Reputation: 54
I am currently using pymilvus 2.4.3 and my data contains sparse vector.
I am currently using client.insert() but it has a 64mb rpc limit. I split my ~115GB data table into 1750 files using pyspark to a location on databricks and upload file by file. However, this takes about 1 minute per file, which means 1750 minutes will take a whopping 29 hours!
How do I insert my data to a collection faster? I know there is spark-milvus connector but it currently does not support sparse vector.

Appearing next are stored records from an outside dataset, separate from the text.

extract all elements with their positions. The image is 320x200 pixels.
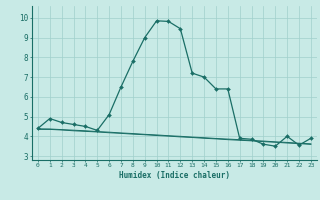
X-axis label: Humidex (Indice chaleur): Humidex (Indice chaleur) [119,171,230,180]
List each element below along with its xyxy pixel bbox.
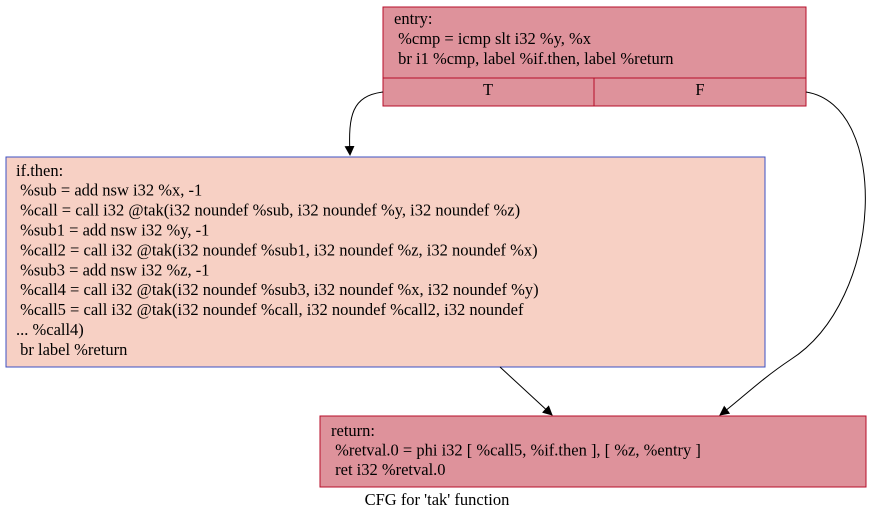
node-line: return: <box>331 421 375 440</box>
port-label: T <box>483 80 493 99</box>
caption: CFG for 'tak' function <box>365 490 510 509</box>
edge <box>499 366 553 416</box>
node-line: %call4 = call i32 @tak(i32 noundef %sub3… <box>16 280 539 299</box>
node-line: ... %call4) <box>16 320 84 339</box>
node-line: %cmp = icmp slt i32 %y, %x <box>394 29 592 48</box>
node-line: %call5 = call i32 @tak(i32 noundef %call… <box>16 300 524 319</box>
edge-false <box>719 91 866 416</box>
node-line: if.then: <box>16 161 63 180</box>
if-then-node <box>5 156 766 368</box>
node-line: br label %return <box>16 340 127 359</box>
node-line: %sub1 = add nsw i32 %y, -1 <box>16 220 209 239</box>
node-line: %call2 = call i32 @tak(i32 noundef %sub1… <box>16 240 538 259</box>
node-line: %call = call i32 @tak(i32 noundef %sub, … <box>16 201 520 220</box>
node-line: %sub3 = add nsw i32 %z, -1 <box>16 260 210 279</box>
node-line: %retval.0 = phi i32 [ %call5, %if.then ]… <box>331 440 701 459</box>
node-line: %sub = add nsw i32 %x, -1 <box>16 181 202 200</box>
node-line: entry: <box>394 9 433 28</box>
node-line: br i1 %cmp, label %if.then, label %retur… <box>394 49 674 68</box>
node-line: ret i32 %retval.0 <box>331 460 446 479</box>
port-label: F <box>695 80 704 99</box>
edge-true <box>344 91 384 156</box>
return-node <box>319 415 867 488</box>
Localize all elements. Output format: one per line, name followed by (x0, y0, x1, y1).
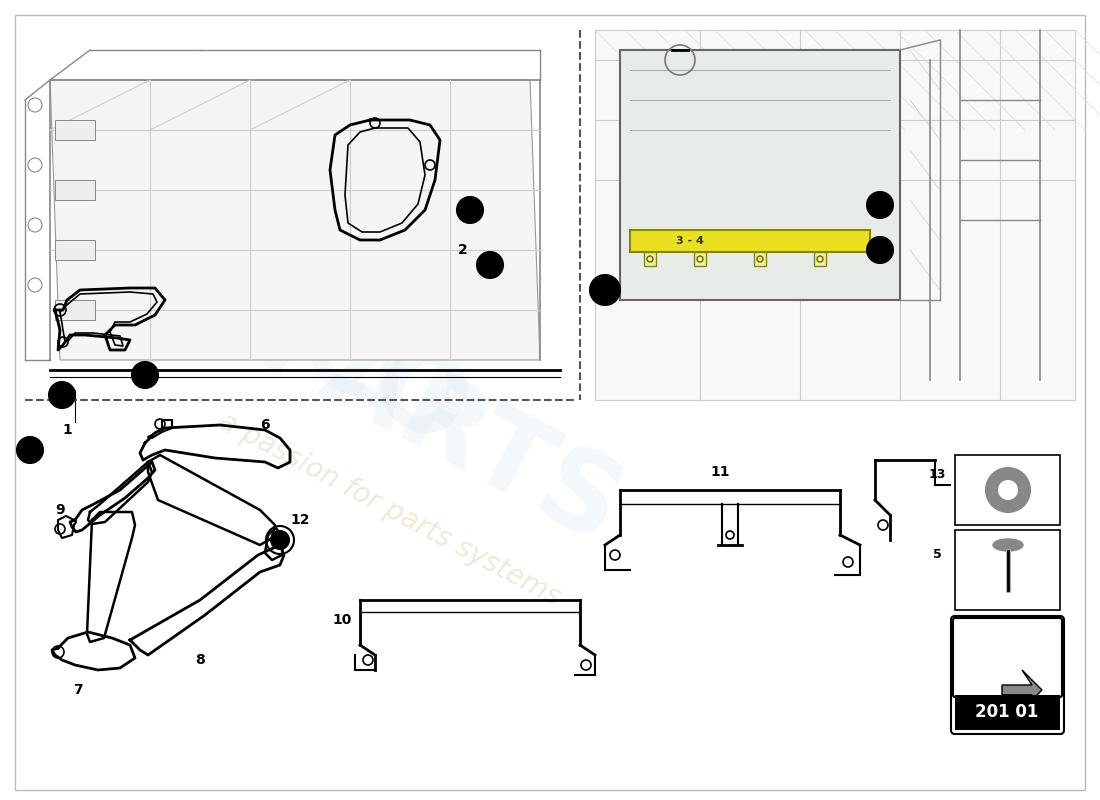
Text: 5: 5 (933, 549, 942, 562)
Bar (814, 252, 826, 266)
Bar (955, 695, 1060, 730)
Text: 2: 2 (458, 243, 468, 257)
Text: 13: 13 (596, 283, 614, 297)
Text: 5: 5 (876, 243, 884, 257)
Text: 10: 10 (332, 613, 352, 627)
Text: a passion for parts systems: a passion for parts systems (214, 408, 565, 612)
Text: 13: 13 (928, 469, 946, 482)
Bar (630, 230, 870, 252)
Text: 6: 6 (261, 418, 270, 432)
Bar (694, 252, 706, 266)
Text: 1: 1 (62, 423, 72, 437)
Circle shape (998, 480, 1018, 500)
Text: PARTS: PARTS (241, 290, 639, 570)
Text: 5: 5 (485, 258, 494, 271)
Text: 7: 7 (74, 683, 82, 697)
Circle shape (16, 437, 43, 463)
Text: 9: 9 (55, 503, 65, 517)
Bar (55, 180, 95, 200)
Text: 11: 11 (711, 465, 729, 479)
Polygon shape (620, 50, 900, 300)
Circle shape (986, 468, 1030, 512)
Circle shape (867, 237, 893, 263)
Polygon shape (50, 80, 540, 360)
Ellipse shape (993, 539, 1023, 551)
Circle shape (590, 275, 620, 305)
Text: 5: 5 (876, 198, 884, 211)
Bar (644, 252, 656, 266)
Circle shape (271, 531, 289, 549)
Text: 5: 5 (465, 203, 474, 217)
Text: 3 - 4: 3 - 4 (676, 236, 704, 246)
Text: 201 01: 201 01 (976, 703, 1038, 721)
Bar (55, 120, 95, 140)
Text: AIRCO: AIRCO (94, 191, 487, 469)
Circle shape (477, 252, 503, 278)
Polygon shape (1002, 670, 1042, 710)
Circle shape (456, 197, 483, 223)
Circle shape (867, 192, 893, 218)
Bar (955, 530, 1060, 610)
Bar (754, 252, 766, 266)
Bar (955, 455, 1060, 525)
Polygon shape (992, 695, 1032, 705)
Text: 5: 5 (57, 389, 66, 402)
Text: 12: 12 (290, 513, 310, 527)
Text: 5: 5 (141, 369, 150, 382)
FancyBboxPatch shape (952, 616, 1064, 734)
Circle shape (50, 382, 75, 408)
Text: 8: 8 (195, 653, 205, 667)
Bar (55, 300, 95, 320)
Text: 5: 5 (25, 443, 34, 457)
Bar (55, 240, 95, 260)
FancyBboxPatch shape (953, 618, 1062, 697)
Polygon shape (595, 30, 1075, 400)
Circle shape (132, 362, 158, 388)
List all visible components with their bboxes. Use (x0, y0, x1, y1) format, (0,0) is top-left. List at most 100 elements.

I also saw there was do_bulk_insert but i kept getting an error that says
- taskID : 450235310995975498,
- state : Failed,
- row_count : 0,
- infos : {'failed_reason': 'typeutil.GetDim should not invoke on sparse vector type', 'progress_percent': '0'},
- id_ranges : [],
- create_ts : 2024-06-04 15:44:37
>
I think this may be a bug, not sure why the bulk insert process is looking for a dimension value for sparse vector type.
Thanks!
Upvotes: 0
Views: 135
Reputation: 193
Bulkinsertion can probably help you with faster data insertion. Looks like the most up-to-date version of Milvus supports bulk inserting sparse embeddings. https://milvus.io/docs/import-data.md
Bulk insertion speed is based on how many index nodes and datanodes you have. It will take you around 1-2 hours. Usually batch insertions can be at least 5-10 times faster than stream insert. Based on personal experience, using Zilliz cloud can accelerate your task more than 10 times since we have a large pool to do bulkinsertion and index build.
You can also configure node replica numbers and its cpu request/limit if you use helm or k8s operator.
Upvotes: 1